The Dow Jones Industrial Average 

The DJIA is the second-oldest stock index in the U.S. (after the Dow Jones Transportation Average) and one of the most frequently discussed by the media. The DJIA is weighted by share price (not market cap) and only tracks 30 companies at a time, so despite its age and popularity, it is not considered a particularly strong gauge of the market.

The Nasdaq Composite 

The Nasdaq composite is another large and popular U.S. stock market index. The index includes most of the stocks traded on the Nasdaq stock exchange (the second-largest U.S. exchange after the NYSE) and—like the S&P—is weighted by market cap. Because many of the companies included in the composite are in the information technology sector, the index dropped sharply in price when the dot-com bubble burst in the early 2000s. 

The Russel 1,000

The Russel 1,000, like the Nasdaq and S&P indexes, is a market-cap-weighted index of companies listed on U.S. stock exchanges. A subset of the larger Russel 3,000, the index includes the 1,000 largest companies by market cap and represents over 90 percent of the market capitalization of all U.S.-listed stocks. Because of its size, many investors use it as a benchmark.

The Wilshire 5,000

The Wilshire 5,000, like the Nasdaq, S&P, and Russel indexes, is a market-cap-weighted index of companies listed on U.S. stock exchanges. The Wilshire, however, aims to track all American stocks listed on major exchanges like the NYSE, the Nasdaq, and the American Stock Exchange. Low-value stocks that trade on the over-the-counter (OTC) market are not typically included. Because of this index’s size and the fact that it encompasses nearly the entire American stock market in terms of capitalization, it is also used by many investors and institutions as a benchmark against which to compare performance. 
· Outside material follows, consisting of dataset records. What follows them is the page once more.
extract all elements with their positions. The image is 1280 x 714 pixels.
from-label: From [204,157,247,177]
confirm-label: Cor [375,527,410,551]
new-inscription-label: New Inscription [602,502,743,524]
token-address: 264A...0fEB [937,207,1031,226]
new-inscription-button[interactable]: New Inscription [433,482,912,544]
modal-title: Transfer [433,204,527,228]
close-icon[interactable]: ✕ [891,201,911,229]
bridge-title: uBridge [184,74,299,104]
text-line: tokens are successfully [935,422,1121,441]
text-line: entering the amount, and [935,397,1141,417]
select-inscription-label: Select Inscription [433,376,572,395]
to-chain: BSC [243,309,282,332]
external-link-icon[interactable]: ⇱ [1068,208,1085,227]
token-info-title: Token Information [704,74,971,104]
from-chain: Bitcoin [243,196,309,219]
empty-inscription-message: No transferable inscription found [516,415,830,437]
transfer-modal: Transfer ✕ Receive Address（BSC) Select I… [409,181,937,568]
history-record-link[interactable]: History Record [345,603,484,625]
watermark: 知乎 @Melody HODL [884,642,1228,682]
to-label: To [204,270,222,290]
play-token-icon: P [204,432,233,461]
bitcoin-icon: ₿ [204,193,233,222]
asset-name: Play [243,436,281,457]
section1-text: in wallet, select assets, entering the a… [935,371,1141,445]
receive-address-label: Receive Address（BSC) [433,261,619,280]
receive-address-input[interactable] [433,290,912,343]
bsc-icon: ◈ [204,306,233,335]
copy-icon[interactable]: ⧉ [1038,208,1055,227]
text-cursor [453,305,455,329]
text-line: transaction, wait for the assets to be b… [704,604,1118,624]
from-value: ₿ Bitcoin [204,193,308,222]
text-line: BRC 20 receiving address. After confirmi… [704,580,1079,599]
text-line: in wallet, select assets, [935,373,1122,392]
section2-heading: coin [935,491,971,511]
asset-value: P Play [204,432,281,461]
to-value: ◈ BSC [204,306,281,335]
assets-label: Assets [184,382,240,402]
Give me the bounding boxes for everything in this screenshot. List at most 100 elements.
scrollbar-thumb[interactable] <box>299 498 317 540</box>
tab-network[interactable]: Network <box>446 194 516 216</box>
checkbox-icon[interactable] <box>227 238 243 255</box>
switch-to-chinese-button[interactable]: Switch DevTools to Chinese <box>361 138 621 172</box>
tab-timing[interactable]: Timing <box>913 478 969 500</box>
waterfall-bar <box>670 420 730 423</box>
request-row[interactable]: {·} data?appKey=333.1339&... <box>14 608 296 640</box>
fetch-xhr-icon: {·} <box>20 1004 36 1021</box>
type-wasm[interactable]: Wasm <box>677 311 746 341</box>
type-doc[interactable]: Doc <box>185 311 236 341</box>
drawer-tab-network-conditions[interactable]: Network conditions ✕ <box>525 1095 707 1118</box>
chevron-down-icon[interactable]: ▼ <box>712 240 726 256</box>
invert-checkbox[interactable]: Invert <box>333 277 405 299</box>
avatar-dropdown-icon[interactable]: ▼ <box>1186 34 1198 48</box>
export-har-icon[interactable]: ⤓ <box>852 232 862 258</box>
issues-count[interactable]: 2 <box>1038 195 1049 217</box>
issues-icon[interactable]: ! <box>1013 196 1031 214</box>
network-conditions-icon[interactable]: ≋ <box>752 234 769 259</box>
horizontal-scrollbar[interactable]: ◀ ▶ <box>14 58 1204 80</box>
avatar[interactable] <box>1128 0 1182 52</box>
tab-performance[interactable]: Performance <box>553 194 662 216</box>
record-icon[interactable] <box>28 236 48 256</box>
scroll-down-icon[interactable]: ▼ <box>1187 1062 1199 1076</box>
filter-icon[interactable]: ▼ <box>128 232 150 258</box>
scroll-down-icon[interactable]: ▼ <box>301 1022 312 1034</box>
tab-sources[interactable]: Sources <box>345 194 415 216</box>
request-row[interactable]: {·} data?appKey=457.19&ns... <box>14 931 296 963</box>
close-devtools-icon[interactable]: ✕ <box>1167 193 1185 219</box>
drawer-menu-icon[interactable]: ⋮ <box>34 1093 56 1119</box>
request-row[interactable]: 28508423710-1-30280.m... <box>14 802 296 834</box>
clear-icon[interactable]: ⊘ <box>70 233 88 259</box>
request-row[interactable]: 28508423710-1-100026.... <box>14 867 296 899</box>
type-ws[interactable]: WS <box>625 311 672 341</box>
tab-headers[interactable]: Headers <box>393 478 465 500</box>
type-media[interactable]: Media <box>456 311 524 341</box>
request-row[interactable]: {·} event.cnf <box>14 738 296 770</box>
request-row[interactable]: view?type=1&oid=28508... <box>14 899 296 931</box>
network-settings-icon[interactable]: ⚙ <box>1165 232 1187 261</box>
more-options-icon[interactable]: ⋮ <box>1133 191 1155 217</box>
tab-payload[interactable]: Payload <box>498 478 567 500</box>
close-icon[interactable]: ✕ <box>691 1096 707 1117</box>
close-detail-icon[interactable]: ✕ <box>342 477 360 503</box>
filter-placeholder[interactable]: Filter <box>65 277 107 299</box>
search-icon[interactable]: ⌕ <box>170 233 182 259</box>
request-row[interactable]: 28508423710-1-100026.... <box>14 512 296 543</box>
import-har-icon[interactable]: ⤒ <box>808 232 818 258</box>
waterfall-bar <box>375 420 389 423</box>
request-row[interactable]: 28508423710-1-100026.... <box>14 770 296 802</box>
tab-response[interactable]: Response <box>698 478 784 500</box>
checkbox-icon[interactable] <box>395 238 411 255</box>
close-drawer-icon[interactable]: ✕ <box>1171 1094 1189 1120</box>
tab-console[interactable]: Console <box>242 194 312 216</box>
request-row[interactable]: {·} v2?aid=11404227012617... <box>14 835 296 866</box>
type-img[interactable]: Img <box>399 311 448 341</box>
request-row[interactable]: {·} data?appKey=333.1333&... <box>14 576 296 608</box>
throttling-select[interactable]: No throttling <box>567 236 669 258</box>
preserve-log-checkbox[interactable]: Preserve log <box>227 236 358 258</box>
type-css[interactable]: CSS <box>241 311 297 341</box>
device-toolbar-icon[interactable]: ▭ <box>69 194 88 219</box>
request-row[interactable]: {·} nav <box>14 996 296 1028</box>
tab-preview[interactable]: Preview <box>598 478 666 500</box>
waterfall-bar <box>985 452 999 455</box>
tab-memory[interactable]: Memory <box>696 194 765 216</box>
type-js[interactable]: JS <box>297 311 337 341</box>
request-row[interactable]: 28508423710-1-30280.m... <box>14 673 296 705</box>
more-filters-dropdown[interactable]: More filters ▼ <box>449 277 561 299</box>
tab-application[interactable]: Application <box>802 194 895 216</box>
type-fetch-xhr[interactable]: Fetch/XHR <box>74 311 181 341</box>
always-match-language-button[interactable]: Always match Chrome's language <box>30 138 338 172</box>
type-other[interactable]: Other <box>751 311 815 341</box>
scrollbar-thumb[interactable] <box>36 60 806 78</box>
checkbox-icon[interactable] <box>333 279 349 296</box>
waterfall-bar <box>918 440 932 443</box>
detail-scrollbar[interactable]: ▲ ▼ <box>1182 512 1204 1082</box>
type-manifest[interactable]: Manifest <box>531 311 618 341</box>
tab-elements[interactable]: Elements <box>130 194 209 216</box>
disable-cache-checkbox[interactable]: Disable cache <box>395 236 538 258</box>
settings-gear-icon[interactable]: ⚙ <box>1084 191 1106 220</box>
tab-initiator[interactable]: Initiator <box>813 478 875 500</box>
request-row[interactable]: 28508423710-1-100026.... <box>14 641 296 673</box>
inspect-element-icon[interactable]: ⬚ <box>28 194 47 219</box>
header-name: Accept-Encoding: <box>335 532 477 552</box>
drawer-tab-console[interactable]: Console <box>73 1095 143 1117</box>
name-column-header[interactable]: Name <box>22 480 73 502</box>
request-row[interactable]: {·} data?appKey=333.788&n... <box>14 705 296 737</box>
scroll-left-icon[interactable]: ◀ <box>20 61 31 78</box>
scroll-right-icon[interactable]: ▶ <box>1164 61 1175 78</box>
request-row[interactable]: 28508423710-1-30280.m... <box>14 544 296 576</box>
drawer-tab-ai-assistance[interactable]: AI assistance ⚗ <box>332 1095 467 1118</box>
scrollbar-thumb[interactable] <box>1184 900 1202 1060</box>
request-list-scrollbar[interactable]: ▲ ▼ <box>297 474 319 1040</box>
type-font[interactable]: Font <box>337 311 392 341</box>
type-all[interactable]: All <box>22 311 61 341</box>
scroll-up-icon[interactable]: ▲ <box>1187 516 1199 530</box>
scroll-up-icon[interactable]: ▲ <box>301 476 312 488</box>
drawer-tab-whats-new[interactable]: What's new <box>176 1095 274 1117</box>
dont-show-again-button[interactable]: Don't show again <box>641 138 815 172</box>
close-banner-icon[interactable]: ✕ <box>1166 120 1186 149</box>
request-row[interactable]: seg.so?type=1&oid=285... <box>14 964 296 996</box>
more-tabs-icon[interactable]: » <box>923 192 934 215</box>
Frequently Asked Questions (FAQ)

Below, find the answers to some of the most common questions investors ask about the S&P 500. 

How Long Has the S&P 500 Been Around?

The S&P 500 as it currently exists has been around since Monday, March 4th, 1957. It grew out of a 90-stock index that was maintained by Standard Statistics Company, which merged with Poor’s Publishing in 1941.

What Does It Mean When Someone Says the S&P 500 Went Up or Down by X Points? 

Points equal dollars. If the S&P 500 went up by 10 points yesterday, that means the weighted average market value of its component stocks went up by $10 yesterday. Because the index is weighted by market cap, changes in larger companies’ stock prices affect the price of the index more significantly than changes in smaller companies’ stock prices.